Silos outlived their usefulness. Silos on the farm were good investments, and at the time, helped farms grow and prosper. While some are still used and there is nothing wrong with their use, they limit the farm’s ability to grow. So too with the silos we have built in our organizations. Farmers knew that they needed to move on if they wanted bigger livestock operations. Unfortunately, in organizations we began to treat the silo as the business itself, rather than recognizing that if we focused all of our attention on the silo, as important as it is, we would limit the overall growth of the enterprise.
So let me be clear — the problem with the silos we live in is pervasive and seductive. Because, from the internal perspective, the silo looks good and is valuable, yet when you shift your perspective to look at the whole operation, the silo is in the way — a bigger hindrance than a help for the overall growth and success of the organization.
And how does all of this connect to accountability?
If there are silos in your organization, and you want the business to continue to grow and expand, you must move past the silos. The perspective must change to see the reality of the silos as a hindrance; they have at some level outlived their usefulness.
And the accountability for making that happen starts with you.
How can I say that when I don’t know your role?
Because everyone has a stake in making that change.
It can start from the C-Suite, but it doesn’t have to. It can start with the salesperson who builds relationships with other departments as a way to better meet a Customer need. It can start with a first line supervisor who gathers his team with the accounting group to find ways to speed up a troublesome process. It can start with a middle manager who is willing to share her budget with another department that is in need of additional investment.

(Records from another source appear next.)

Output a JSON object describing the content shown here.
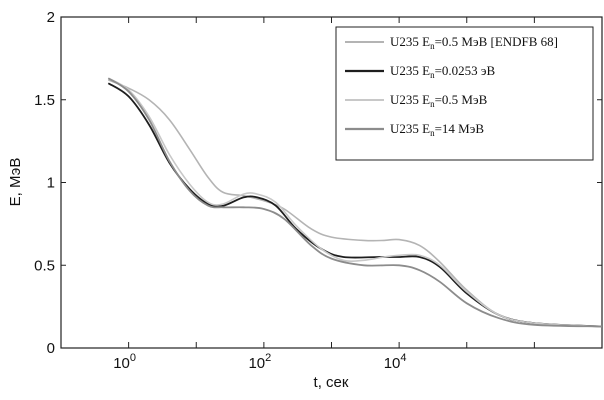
{
  "chart_data": {
    "type": "line",
    "xscale": "log",
    "xlabel": "t, сек",
    "ylabel": "E, МэВ",
    "xlim": [
      0.1,
      10000000
    ],
    "ylim": [
      0,
      2
    ],
    "x_ticks": [
      {
        "value": 1,
        "base": "10",
        "exp": "0"
      },
      {
        "value": 100,
        "base": "10",
        "exp": "2"
      },
      {
        "value": 10000,
        "base": "10",
        "exp": "4"
      }
    ],
    "y_ticks": [
      {
        "value": 0,
        "label": "0"
      },
      {
        "value": 0.5,
        "label": "0.5"
      },
      {
        "value": 1,
        "label": "1"
      },
      {
        "value": 1.5,
        "label": "1.5"
      },
      {
        "value": 2,
        "label": "2"
      }
    ],
    "legend_position": "top-right",
    "series": [
      {
        "label_pre": "U235 E",
        "label_sub": "n",
        "label_post": "=0.5 МэВ [ENDFB 68]",
        "color": "#b4b4b4",
        "stroke": 1.6,
        "points": [
          [
            0.5,
            1.62
          ],
          [
            1,
            1.57
          ],
          [
            2,
            1.5
          ],
          [
            4,
            1.38
          ],
          [
            8,
            1.2
          ],
          [
            15,
            1.03
          ],
          [
            25,
            0.94
          ],
          [
            50,
            0.92
          ],
          [
            100,
            0.89
          ],
          [
            200,
            0.84
          ],
          [
            500,
            0.72
          ],
          [
            1000,
            0.67
          ],
          [
            3000,
            0.65
          ],
          [
            6000,
            0.65
          ],
          [
            10000,
            0.655
          ],
          [
            20000,
            0.62
          ],
          [
            40000,
            0.52
          ],
          [
            100000,
            0.35
          ],
          [
            300000,
            0.2
          ],
          [
            1000000,
            0.15
          ],
          [
            10000000,
            0.13
          ]
        ]
      },
      {
        "label_pre": "U235 E",
        "label_sub": "n",
        "label_post": "=0.0253 эВ",
        "color": "#1e1e1e",
        "stroke": 1.8,
        "points": [
          [
            0.5,
            1.6
          ],
          [
            1,
            1.52
          ],
          [
            2,
            1.35
          ],
          [
            4,
            1.12
          ],
          [
            8,
            0.96
          ],
          [
            15,
            0.87
          ],
          [
            25,
            0.86
          ],
          [
            50,
            0.91
          ],
          [
            80,
            0.91
          ],
          [
            150,
            0.86
          ],
          [
            300,
            0.72
          ],
          [
            700,
            0.6
          ],
          [
            1500,
            0.55
          ],
          [
            5000,
            0.55
          ],
          [
            10000,
            0.55
          ],
          [
            20000,
            0.55
          ],
          [
            40000,
            0.49
          ],
          [
            100000,
            0.33
          ],
          [
            300000,
            0.2
          ],
          [
            1000000,
            0.15
          ],
          [
            10000000,
            0.13
          ]
        ]
      },
      {
        "label_pre": "U235 E",
        "label_sub": "n",
        "label_post": "=0.5 МэВ",
        "color": "#c8c8c8",
        "stroke": 1.6,
        "points": [
          [
            0.5,
            1.63
          ],
          [
            1,
            1.56
          ],
          [
            2,
            1.4
          ],
          [
            4,
            1.17
          ],
          [
            8,
            0.99
          ],
          [
            15,
            0.88
          ],
          [
            25,
            0.87
          ],
          [
            50,
            0.93
          ],
          [
            80,
            0.93
          ],
          [
            150,
            0.88
          ],
          [
            300,
            0.74
          ],
          [
            700,
            0.6
          ],
          [
            1500,
            0.53
          ],
          [
            3000,
            0.53
          ],
          [
            6000,
            0.55
          ],
          [
            10000,
            0.56
          ],
          [
            20000,
            0.56
          ],
          [
            40000,
            0.5
          ],
          [
            100000,
            0.34
          ],
          [
            300000,
            0.2
          ],
          [
            1000000,
            0.15
          ],
          [
            10000000,
            0.13
          ]
        ]
      },
      {
        "label_pre": "U235 E",
        "label_sub": "n",
        "label_post": "=14 МэВ",
        "color": "#8c8c8c",
        "stroke": 1.8,
        "points": [
          [
            0.5,
            1.63
          ],
          [
            1,
            1.55
          ],
          [
            2,
            1.38
          ],
          [
            4,
            1.13
          ],
          [
            8,
            0.95
          ],
          [
            15,
            0.86
          ],
          [
            25,
            0.85
          ],
          [
            50,
            0.85
          ],
          [
            100,
            0.84
          ],
          [
            200,
            0.78
          ],
          [
            500,
            0.62
          ],
          [
            1000,
            0.54
          ],
          [
            3000,
            0.5
          ],
          [
            10000,
            0.5
          ],
          [
            20000,
            0.47
          ],
          [
            40000,
            0.4
          ],
          [
            100000,
            0.27
          ],
          [
            300000,
            0.18
          ],
          [
            1000000,
            0.14
          ],
          [
            10000000,
            0.13
          ]
        ]
      }
    ]
  }
}
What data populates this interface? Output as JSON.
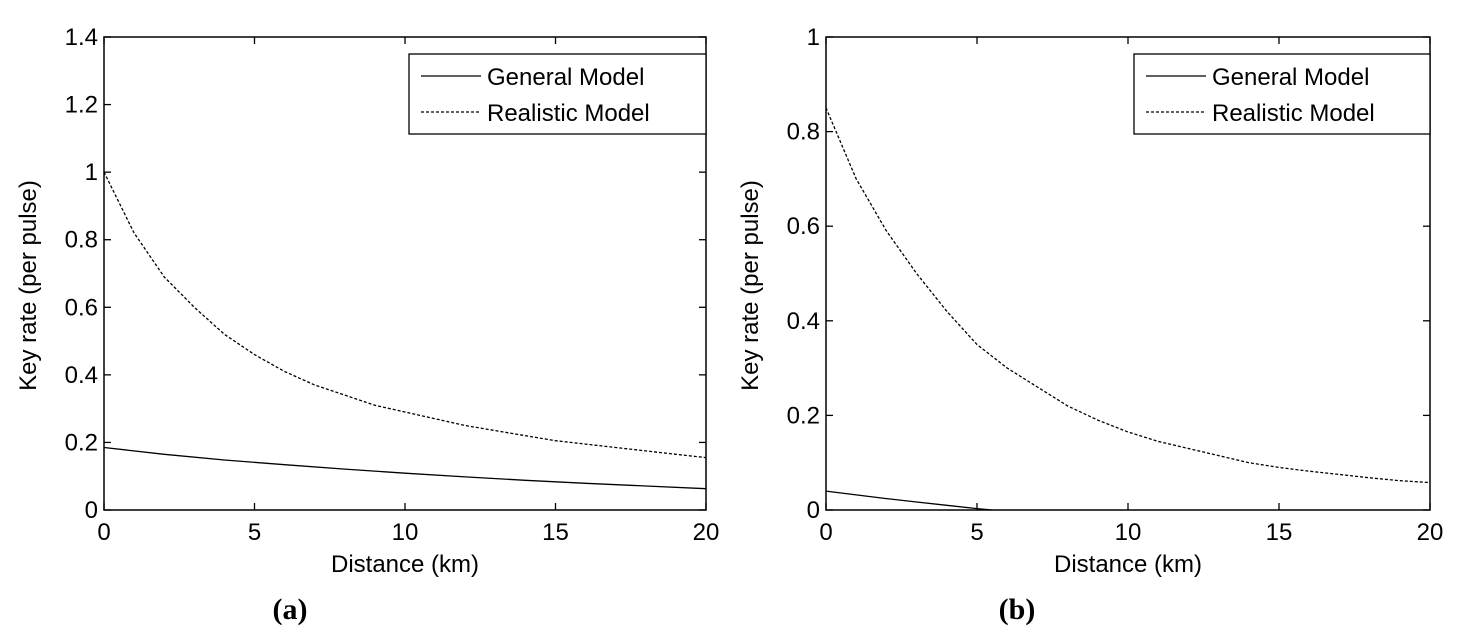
{
  "chart_data": [
    {
      "type": "line",
      "panel": "a",
      "caption": "(a)",
      "xlabel": "Distance (km)",
      "ylabel": "Key rate (per pulse)",
      "xlim": [
        0,
        20
      ],
      "ylim": [
        0,
        1.4
      ],
      "xticks": [
        "0",
        "5",
        "10",
        "15",
        "20"
      ],
      "yticks": [
        "0",
        "0.2",
        "0.4",
        "0.6",
        "0.8",
        "1",
        "1.2",
        "1.4"
      ],
      "legend_position": "top-right",
      "series": [
        {
          "name": "General Model",
          "style": "solid",
          "x": [
            0,
            2,
            4,
            6,
            8,
            10,
            12,
            14,
            16,
            18,
            20
          ],
          "y": [
            0.185,
            0.165,
            0.148,
            0.134,
            0.121,
            0.109,
            0.098,
            0.088,
            0.079,
            0.071,
            0.063
          ]
        },
        {
          "name": "Realistic Model",
          "style": "dashed",
          "x": [
            0,
            1,
            2,
            3,
            4,
            5,
            6,
            7,
            8,
            9,
            10,
            11,
            12,
            13,
            14,
            15,
            16,
            17,
            18,
            19,
            20
          ],
          "y": [
            1.0,
            0.82,
            0.69,
            0.6,
            0.52,
            0.46,
            0.41,
            0.37,
            0.34,
            0.31,
            0.29,
            0.27,
            0.25,
            0.235,
            0.22,
            0.205,
            0.195,
            0.185,
            0.175,
            0.165,
            0.155
          ]
        }
      ]
    },
    {
      "type": "line",
      "panel": "b",
      "caption": "(b)",
      "xlabel": "Distance (km)",
      "ylabel": "Key rate (per pulse)",
      "xlim": [
        0,
        20
      ],
      "ylim": [
        0,
        1
      ],
      "xticks": [
        "0",
        "5",
        "10",
        "15",
        "20"
      ],
      "yticks": [
        "0",
        "0.2",
        "0.4",
        "0.6",
        "0.8",
        "1"
      ],
      "legend_position": "top-right",
      "series": [
        {
          "name": "General Model",
          "style": "solid",
          "x": [
            0,
            1,
            2,
            3,
            4,
            5,
            5.5
          ],
          "y": [
            0.04,
            0.032,
            0.024,
            0.017,
            0.01,
            0.003,
            0.0
          ]
        },
        {
          "name": "Realistic Model",
          "style": "dashed",
          "x": [
            0,
            1,
            2,
            3,
            4,
            5,
            6,
            7,
            8,
            9,
            10,
            11,
            12,
            13,
            14,
            15,
            16,
            17,
            18,
            19,
            20
          ],
          "y": [
            0.85,
            0.7,
            0.59,
            0.5,
            0.42,
            0.35,
            0.3,
            0.26,
            0.22,
            0.19,
            0.165,
            0.145,
            0.13,
            0.115,
            0.1,
            0.09,
            0.082,
            0.075,
            0.068,
            0.062,
            0.058
          ]
        }
      ]
    }
  ]
}
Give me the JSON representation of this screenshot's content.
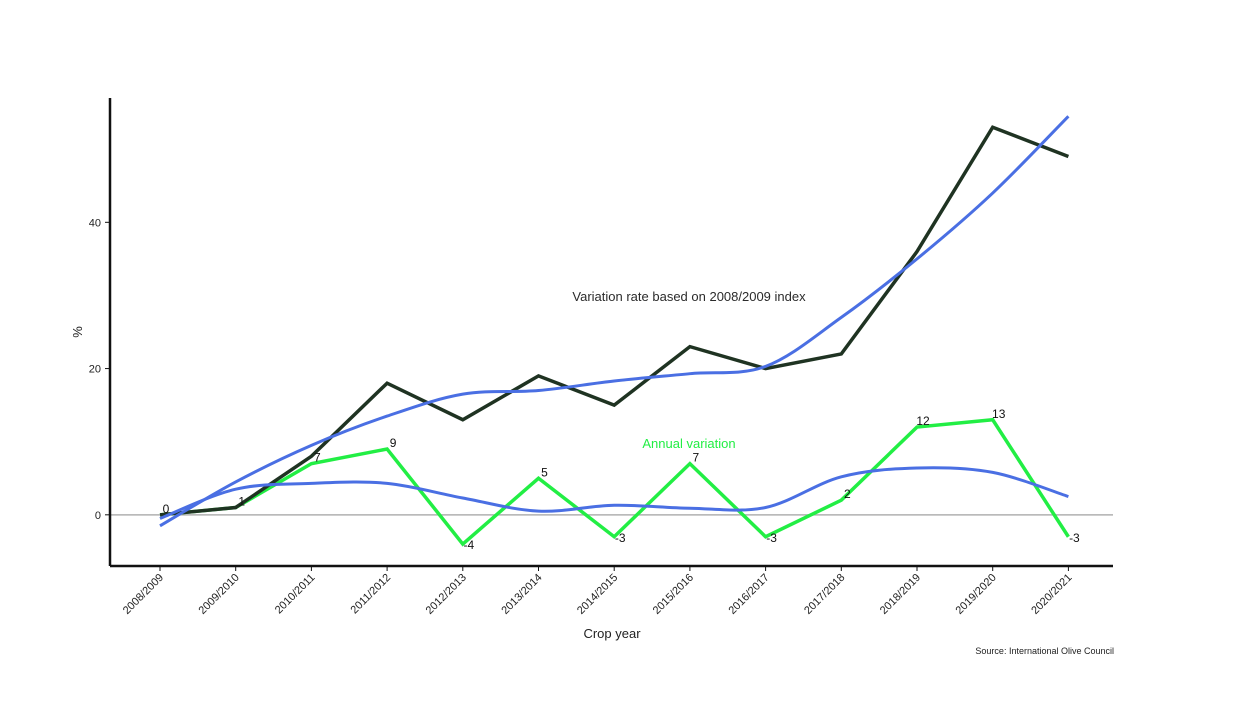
{
  "chart_data": {
    "type": "line",
    "xlabel": "Crop year",
    "ylabel": "%",
    "categories": [
      "2008/2009",
      "2009/2010",
      "2010/2011",
      "2011/2012",
      "2012/2013",
      "2013/2014",
      "2014/2015",
      "2015/2016",
      "2016/2017",
      "2017/2018",
      "2018/2019",
      "2019/2020",
      "2020/2021"
    ],
    "ylim": [
      -7,
      57
    ],
    "yticks": [
      0,
      20,
      40
    ],
    "grid": false,
    "series": [
      {
        "role": "index",
        "values": [
          0,
          1,
          8,
          18,
          13,
          19,
          15,
          23,
          20,
          22,
          36,
          53,
          49
        ],
        "color": "#1f3322"
      },
      {
        "role": "annual",
        "values": [
          0,
          1,
          7,
          9,
          -4,
          5,
          -3,
          7,
          -3,
          2,
          12,
          13,
          -3
        ],
        "labels": [
          "0",
          "1",
          "7",
          "9",
          "-4",
          "5",
          "-3",
          "7",
          "-3",
          "2",
          "12",
          "13",
          "-3"
        ],
        "color": "#22ee44"
      },
      {
        "role": "index-trend",
        "values": [
          -1.5,
          4.5,
          9.5,
          13.5,
          16.5,
          17,
          18.3,
          19.3,
          20.3,
          27,
          35,
          44,
          54.5
        ],
        "color": "#4a6fe3"
      },
      {
        "role": "annual-trend",
        "values": [
          -0.5,
          3.5,
          4.3,
          4.3,
          2.3,
          0.5,
          1.3,
          0.9,
          1,
          5.2,
          6.4,
          5.8,
          2.5
        ],
        "color": "#4a6fe3"
      }
    ],
    "reference_line": {
      "y": 0,
      "color": "#b0b0b0"
    },
    "annotations": [
      {
        "text": "Variation rate based on 2008/2009 index",
        "color": "#2b2b2b"
      },
      {
        "text": "Annual variation",
        "color": "#22ee44"
      }
    ],
    "source": "Source: International Olive Council"
  }
}
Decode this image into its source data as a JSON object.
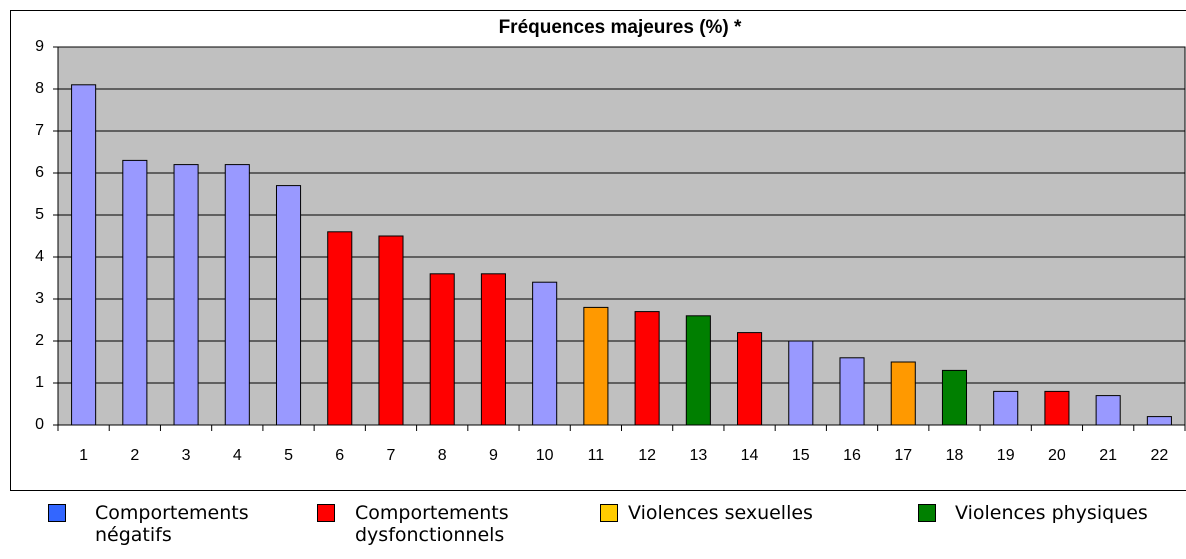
{
  "chart_data": {
    "type": "bar",
    "title": "Fréquences majeures (%) *",
    "categories": [
      "1",
      "2",
      "3",
      "4",
      "5",
      "6",
      "7",
      "8",
      "9",
      "10",
      "11",
      "12",
      "13",
      "14",
      "15",
      "16",
      "17",
      "18",
      "19",
      "20",
      "21",
      "22"
    ],
    "values": [
      8.1,
      6.3,
      6.2,
      6.2,
      5.7,
      4.6,
      4.5,
      3.6,
      3.6,
      3.4,
      2.8,
      2.7,
      2.6,
      2.2,
      2.0,
      1.6,
      1.5,
      1.3,
      0.8,
      0.8,
      0.7,
      0.2
    ],
    "colors": [
      "#9999ff",
      "#9999ff",
      "#9999ff",
      "#9999ff",
      "#9999ff",
      "#ff0000",
      "#ff0000",
      "#ff0000",
      "#ff0000",
      "#9999ff",
      "#ff9900",
      "#ff0000",
      "#007f00",
      "#ff0000",
      "#9999ff",
      "#9999ff",
      "#ff9900",
      "#007f00",
      "#9999ff",
      "#ff0000",
      "#9999ff",
      "#9999ff"
    ],
    "ylim": [
      0,
      9
    ],
    "yticks": [
      0,
      1,
      2,
      3,
      4,
      5,
      6,
      7,
      8,
      9
    ],
    "grid": true,
    "legend": [
      {
        "name": "Comportements négatifs",
        "color": "#3366ff"
      },
      {
        "name": "Comportements dysfonctionnels",
        "color": "#ff0000"
      },
      {
        "name": "Violences sexuelles",
        "color": "#ffcc00"
      },
      {
        "name": "Violences physiques",
        "color": "#008000"
      }
    ]
  }
}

When we look at organizational problems, we too often want to point at someone else to fix the problem. But when we point at others, we are fixing the blame and adding to the problem.
Start with you.
If you live in a silo that is comfortable, bust out of it today — not to devalue it, but to make that silo a more valuable and productive part of the future of your business.
As leaders, we have the chance to do that because our silos are made up of people, not steel or concrete. Adjustments can and must be made if we want ultimate organizational — and personal — success.